인공지능 기반 제품 수용 정도에 인공지능 속성이 미치는 영향 연구
An Influence of Artificial Intelligence Attributes on the Adoption Level of Artificial Intelligence-Enabled Products
with Kun-Woo Yoo, Ohbyung Kwon
Recently, artificial intelligence (AI)-enabled products and services such as smartphones, smart speakers, chatbots are being released due to advances in AI technology. Thus researchers making effort to reveal that consumers’ intention to adopt AI-enabled products. Yet, little is known about the intended adoption of AI-enabled products. Because most of studies has been not consideredthe perceived utility value of consumers for each attribute by classified based on the characteristics of AI-enabled products.
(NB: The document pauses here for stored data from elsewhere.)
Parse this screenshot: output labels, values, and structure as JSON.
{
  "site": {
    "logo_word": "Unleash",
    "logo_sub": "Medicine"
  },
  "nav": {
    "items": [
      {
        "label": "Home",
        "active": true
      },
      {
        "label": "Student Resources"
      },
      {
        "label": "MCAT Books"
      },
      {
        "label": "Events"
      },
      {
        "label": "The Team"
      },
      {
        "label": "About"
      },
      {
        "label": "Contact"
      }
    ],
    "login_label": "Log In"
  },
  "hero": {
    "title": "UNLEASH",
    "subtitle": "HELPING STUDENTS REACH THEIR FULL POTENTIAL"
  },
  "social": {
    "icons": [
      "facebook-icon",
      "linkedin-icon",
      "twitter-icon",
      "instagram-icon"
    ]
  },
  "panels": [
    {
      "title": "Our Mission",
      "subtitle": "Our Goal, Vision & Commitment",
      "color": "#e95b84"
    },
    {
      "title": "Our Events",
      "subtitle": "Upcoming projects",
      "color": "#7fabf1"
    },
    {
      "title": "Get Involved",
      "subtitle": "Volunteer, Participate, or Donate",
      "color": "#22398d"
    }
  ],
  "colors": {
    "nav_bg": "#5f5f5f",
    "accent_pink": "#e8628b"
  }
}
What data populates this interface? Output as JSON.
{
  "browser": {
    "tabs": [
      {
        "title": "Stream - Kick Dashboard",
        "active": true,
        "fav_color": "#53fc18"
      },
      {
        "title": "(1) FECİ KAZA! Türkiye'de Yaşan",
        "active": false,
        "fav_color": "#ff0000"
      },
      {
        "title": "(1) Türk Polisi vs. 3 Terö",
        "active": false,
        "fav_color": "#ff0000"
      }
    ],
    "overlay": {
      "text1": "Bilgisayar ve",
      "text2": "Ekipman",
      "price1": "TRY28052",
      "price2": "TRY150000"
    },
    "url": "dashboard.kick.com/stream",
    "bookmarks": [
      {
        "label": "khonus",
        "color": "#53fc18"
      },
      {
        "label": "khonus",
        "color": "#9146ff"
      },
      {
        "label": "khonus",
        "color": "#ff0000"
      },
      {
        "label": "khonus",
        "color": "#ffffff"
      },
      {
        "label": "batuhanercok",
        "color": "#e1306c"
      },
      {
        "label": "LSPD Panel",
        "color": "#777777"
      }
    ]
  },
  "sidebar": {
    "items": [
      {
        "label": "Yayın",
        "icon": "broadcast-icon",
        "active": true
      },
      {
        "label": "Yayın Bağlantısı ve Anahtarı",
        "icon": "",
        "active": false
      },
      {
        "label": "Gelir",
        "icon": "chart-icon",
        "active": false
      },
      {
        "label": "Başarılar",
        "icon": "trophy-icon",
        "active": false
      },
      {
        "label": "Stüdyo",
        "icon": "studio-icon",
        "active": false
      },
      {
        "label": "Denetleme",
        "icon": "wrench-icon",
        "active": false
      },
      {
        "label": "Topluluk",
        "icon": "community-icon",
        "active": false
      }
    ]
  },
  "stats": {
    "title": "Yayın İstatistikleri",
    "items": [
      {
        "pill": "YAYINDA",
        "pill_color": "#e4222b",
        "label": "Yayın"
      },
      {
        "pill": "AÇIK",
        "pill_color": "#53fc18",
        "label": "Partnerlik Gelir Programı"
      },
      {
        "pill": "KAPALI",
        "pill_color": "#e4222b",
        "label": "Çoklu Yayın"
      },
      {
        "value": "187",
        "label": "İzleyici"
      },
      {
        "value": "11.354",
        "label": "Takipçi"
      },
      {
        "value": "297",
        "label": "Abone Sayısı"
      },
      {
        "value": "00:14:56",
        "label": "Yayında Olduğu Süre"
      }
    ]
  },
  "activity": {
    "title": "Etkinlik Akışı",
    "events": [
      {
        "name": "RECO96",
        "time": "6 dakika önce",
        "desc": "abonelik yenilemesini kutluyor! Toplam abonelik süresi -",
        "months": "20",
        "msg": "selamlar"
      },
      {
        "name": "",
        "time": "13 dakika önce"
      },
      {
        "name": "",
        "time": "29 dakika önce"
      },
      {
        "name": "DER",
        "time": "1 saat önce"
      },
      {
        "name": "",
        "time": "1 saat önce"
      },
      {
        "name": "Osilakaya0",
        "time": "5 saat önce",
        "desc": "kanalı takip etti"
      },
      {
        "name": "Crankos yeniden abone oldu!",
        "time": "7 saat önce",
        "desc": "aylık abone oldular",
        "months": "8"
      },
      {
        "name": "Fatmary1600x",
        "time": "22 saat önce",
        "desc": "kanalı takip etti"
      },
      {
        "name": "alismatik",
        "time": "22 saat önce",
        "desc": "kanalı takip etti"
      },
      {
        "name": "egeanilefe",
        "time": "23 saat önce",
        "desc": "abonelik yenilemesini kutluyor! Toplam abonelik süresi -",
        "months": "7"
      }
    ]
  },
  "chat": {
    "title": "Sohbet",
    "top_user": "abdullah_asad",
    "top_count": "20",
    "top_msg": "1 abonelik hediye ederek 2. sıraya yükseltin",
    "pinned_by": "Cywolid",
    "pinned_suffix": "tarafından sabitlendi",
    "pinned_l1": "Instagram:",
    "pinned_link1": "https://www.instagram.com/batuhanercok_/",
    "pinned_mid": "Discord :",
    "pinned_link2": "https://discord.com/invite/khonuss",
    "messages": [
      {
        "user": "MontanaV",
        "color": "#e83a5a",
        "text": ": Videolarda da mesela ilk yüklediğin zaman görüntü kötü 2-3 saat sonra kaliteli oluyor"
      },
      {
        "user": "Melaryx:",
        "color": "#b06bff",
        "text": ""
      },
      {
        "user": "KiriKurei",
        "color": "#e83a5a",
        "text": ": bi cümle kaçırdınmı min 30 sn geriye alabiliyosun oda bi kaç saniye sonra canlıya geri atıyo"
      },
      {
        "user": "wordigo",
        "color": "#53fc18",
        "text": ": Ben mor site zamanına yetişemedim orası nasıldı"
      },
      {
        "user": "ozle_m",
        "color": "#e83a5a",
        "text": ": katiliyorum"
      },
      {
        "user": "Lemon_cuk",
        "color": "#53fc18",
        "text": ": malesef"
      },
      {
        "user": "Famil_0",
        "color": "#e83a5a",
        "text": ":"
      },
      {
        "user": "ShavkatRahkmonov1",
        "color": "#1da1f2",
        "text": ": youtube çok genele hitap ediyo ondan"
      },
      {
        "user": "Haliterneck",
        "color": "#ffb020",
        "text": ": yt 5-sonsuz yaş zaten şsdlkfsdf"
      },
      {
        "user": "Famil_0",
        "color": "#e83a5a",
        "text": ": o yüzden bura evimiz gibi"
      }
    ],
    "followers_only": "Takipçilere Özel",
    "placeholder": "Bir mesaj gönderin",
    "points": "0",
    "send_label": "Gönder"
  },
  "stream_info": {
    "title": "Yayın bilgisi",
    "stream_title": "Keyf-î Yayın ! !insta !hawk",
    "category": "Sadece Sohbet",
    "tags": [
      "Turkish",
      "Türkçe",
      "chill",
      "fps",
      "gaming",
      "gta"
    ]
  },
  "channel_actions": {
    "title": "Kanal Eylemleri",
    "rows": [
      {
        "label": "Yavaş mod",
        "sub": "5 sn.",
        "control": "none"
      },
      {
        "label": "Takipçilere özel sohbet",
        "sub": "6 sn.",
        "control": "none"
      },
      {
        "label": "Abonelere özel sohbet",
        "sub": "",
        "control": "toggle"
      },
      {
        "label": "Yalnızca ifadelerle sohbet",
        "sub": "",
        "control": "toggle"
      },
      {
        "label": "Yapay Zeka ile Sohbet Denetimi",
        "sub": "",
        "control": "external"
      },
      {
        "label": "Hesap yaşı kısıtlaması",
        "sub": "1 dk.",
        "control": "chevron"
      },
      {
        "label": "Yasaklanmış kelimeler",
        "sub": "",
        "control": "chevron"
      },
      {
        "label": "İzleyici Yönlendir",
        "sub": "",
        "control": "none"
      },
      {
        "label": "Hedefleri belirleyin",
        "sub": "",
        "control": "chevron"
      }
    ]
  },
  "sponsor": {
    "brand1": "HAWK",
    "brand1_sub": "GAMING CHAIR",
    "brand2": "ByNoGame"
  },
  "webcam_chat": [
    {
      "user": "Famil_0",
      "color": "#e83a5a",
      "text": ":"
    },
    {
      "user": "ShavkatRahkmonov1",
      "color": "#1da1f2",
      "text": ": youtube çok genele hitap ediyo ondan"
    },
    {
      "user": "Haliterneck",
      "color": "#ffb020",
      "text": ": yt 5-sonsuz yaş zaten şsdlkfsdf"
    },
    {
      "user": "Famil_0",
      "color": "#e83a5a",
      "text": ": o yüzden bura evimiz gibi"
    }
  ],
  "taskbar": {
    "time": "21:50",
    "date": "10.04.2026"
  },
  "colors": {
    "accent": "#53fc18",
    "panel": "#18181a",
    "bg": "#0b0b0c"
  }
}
Therefore, the purpose of this study is to investigate the difference in importance between attributes that affect the intention to adopt of AI-enabled products. For this, first, identified and classified the attributes of AI-enabled products based on IS Success Model of DeLone and McLean. Second, measured the utility value of each attribute on the adoption of AI-enabled products through conjoint analysis. And we employed construal level theory to see whether there are differences in the relative importance of AI-enabled products attributes depending on the temporal distance. Third, we segmented the market based on the utility value of each respondent through cluster analysis and tried to understand the characteristics and needs of consumers in each segment market. We expect to provide theoretical implications for conceptually structured attributes and factors of AI-enabled products and practical implications for how development efforts of AI-enabled products are needed to reach consumers need for each segment.